Our case is not that particular reforms are in themselves necessarily harmful or useless, but that “reformism” (the policy of seeking members and votes on a manifesto of reforms or immediate demands) is useless and harmful in the task of achieving socialism.
Particular measures (e.g., extension of the vote, introduction of a free health service and the improvement of the education system) have been decidedly useful to our fellow-workers and to the task of socialists. If we envisage a minority of M.P.s in Parliament elected simply as socialists, they would take instructions from the Party on the question of voting for a particular measure which clearly was of advantage to the workers or the socialist movement.
If the issue were a clear one of that kind, no confusion would be caused, and there would be no possibility of voters being misled into thinking that at elections socialist candidates were bidding for votes on a promise to support or initiate reforms.

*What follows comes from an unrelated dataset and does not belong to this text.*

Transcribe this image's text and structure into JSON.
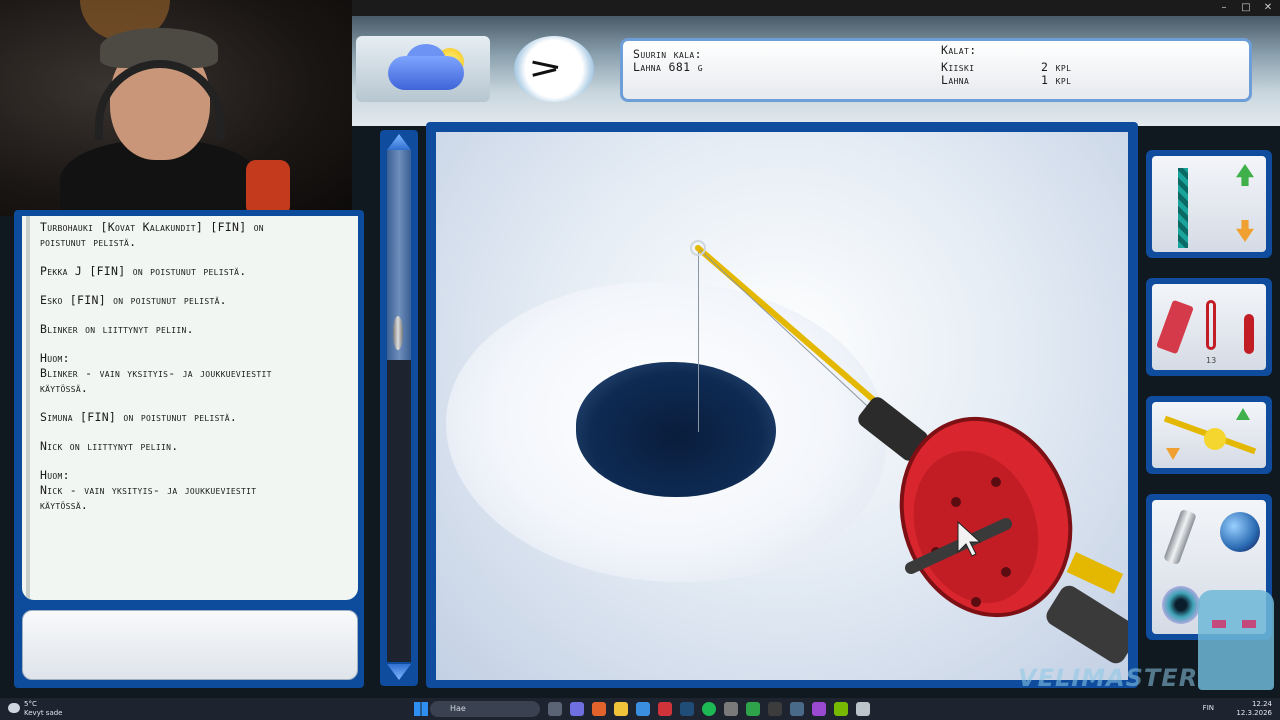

At the present time there are no Socialist Party M.P.s in Parliament, and the Party has, therefore, had no occasion to consider particular questions in that connection.
The lessons learned are:
Firstly, that it is insufficient for workers to aim merely at political control, but that they must obtain political control through their own independent organisation and for socialism;
Secondly, that socialist action on the political field must be action for the abolition of capitalism, whatever the intentions of the leaders, whilst the mass of the working-class electorate are not socialists, they can only act within the bounds of capitalism. The problems they set out to solve are inherent in the capitalist system: thus at the very outset they are doomed to failure and will be discredited. Having spent their time popularising reform programmes and catching votes they have had no time or energies for spreading socialist knowledge.

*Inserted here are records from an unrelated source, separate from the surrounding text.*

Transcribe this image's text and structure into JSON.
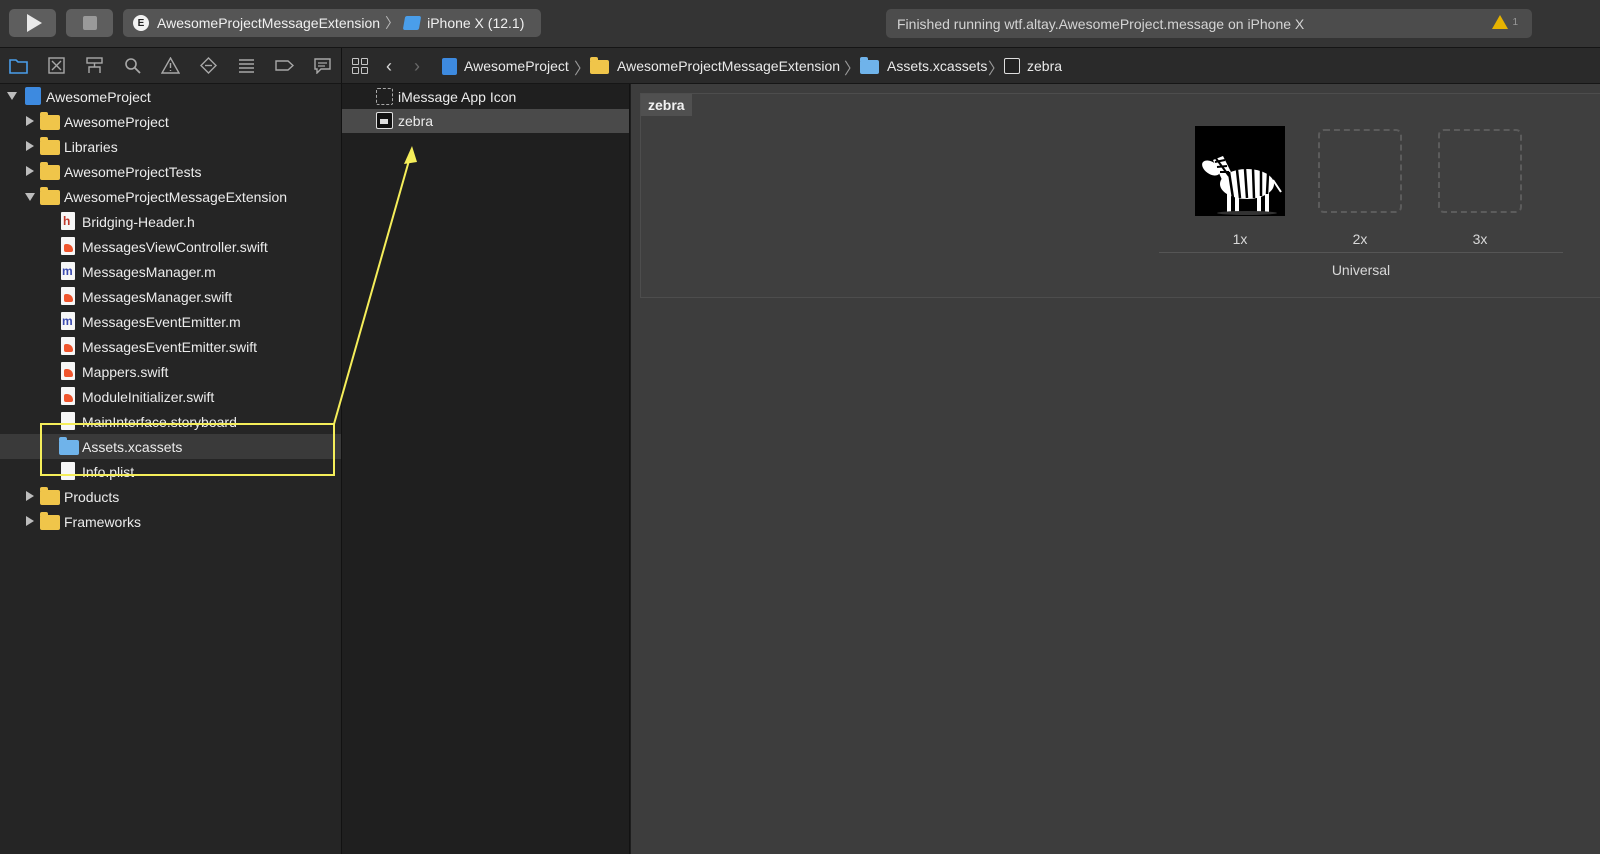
{
  "toolbar": {
    "scheme": {
      "badge": "E",
      "target": "AwesomeProjectMessageExtension",
      "device": "iPhone X (12.1)"
    },
    "status_text": "Finished running wtf.altay.AwesomeProject.message on iPhone X",
    "warning_count": "1"
  },
  "navigator_tabs": [
    "folder-icon",
    "source-control-icon",
    "hierarchy-icon",
    "search-icon",
    "warning-icon",
    "test-icon",
    "debug-icon",
    "breakpoint-icon",
    "report-icon"
  ],
  "tree": {
    "root": "AwesomeProject",
    "items": [
      {
        "label": "AwesomeProject",
        "kind": "folder"
      },
      {
        "label": "Libraries",
        "kind": "folder"
      },
      {
        "label": "AwesomeProjectTests",
        "kind": "folder"
      },
      {
        "label": "AwesomeProjectMessageExtension",
        "kind": "folder"
      },
      {
        "label": "Bridging-Header.h",
        "kind": "h"
      },
      {
        "label": "MessagesViewController.swift",
        "kind": "swift"
      },
      {
        "label": "MessagesManager.m",
        "kind": "m"
      },
      {
        "label": "MessagesManager.swift",
        "kind": "swift"
      },
      {
        "label": "MessagesEventEmitter.m",
        "kind": "m"
      },
      {
        "label": "MessagesEventEmitter.swift",
        "kind": "swift"
      },
      {
        "label": "Mappers.swift",
        "kind": "swift"
      },
      {
        "label": "ModuleInitializer.swift",
        "kind": "swift"
      },
      {
        "label": "MainInterface.storyboard",
        "kind": "storyboard"
      },
      {
        "label": "Assets.xcassets",
        "kind": "xcassets"
      },
      {
        "label": "Info.plist",
        "kind": "plist"
      },
      {
        "label": "Products",
        "kind": "folder"
      },
      {
        "label": "Frameworks",
        "kind": "folder"
      }
    ]
  },
  "jumpbar": {
    "crumbs": [
      "AwesomeProject",
      "AwesomeProjectMessageExtension",
      "Assets.xcassets",
      "zebra"
    ]
  },
  "assets": {
    "items": [
      "iMessage App Icon",
      "zebra"
    ],
    "selected": "zebra"
  },
  "detail": {
    "name": "zebra",
    "slots": [
      "1x",
      "2x",
      "3x"
    ],
    "idiom": "Universal"
  },
  "colors": {
    "annotation": "#f5ee5a",
    "folder": "#f0c54a",
    "accent": "#3d8ae0"
  }
}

The workers blame the existence of such problems as poverty, unemployment, etc., upon the men who hold the reins of government. The Socialist Party is not concerned that these political parties and their leaders should be discredited by their failure, but a serious consequence is the disillusionment and apathy that falls on millions of workers as a result.
The many problems in our present society can only be removed by the world working class establishing a social system which has for its basis the production of wealth solely for the use of all, regardless of race or sex.

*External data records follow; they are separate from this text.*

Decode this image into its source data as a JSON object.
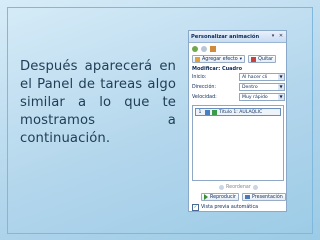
{
  "slide": {
    "text": "Después aparecerá en el Panel de tareas algo similar a lo que te mostramos a continuación."
  },
  "pane": {
    "title": "Personalizar animación",
    "add_effect_label": "Agregar efecto",
    "remove_label": "Quitar",
    "modify_label": "Modificar: Cuadro",
    "start": {
      "label": "Inicio:",
      "value": "Al hacer cli"
    },
    "direction": {
      "label": "Dirección:",
      "value": "Dentro"
    },
    "speed": {
      "label": "Velocidad:",
      "value": "Muy rápido"
    },
    "animation_list": [
      {
        "num": "1",
        "label": "Título 1: AULAQLIC"
      }
    ],
    "reorder_label": "Reordenar",
    "play_label": "Reproducir",
    "slideshow_label": "Presentación",
    "autopreview_label": "Vista previa automática",
    "autopreview_checked": true
  }
}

This cannot be accomplished by a working class blindly following leaders who have preached to them policies of reforms, nor can violent protest be the method to make up for the unreadiness of the workers.
Only by the mental development of the working class can the suffering and misery of capitalism be replaced by socialism.
Brian Johnson will be standing for the Socialist Party at Cardiff Central. While in Folkestone & Hythe constituency, Andy Thomas will be the Socialist Party’s candidate.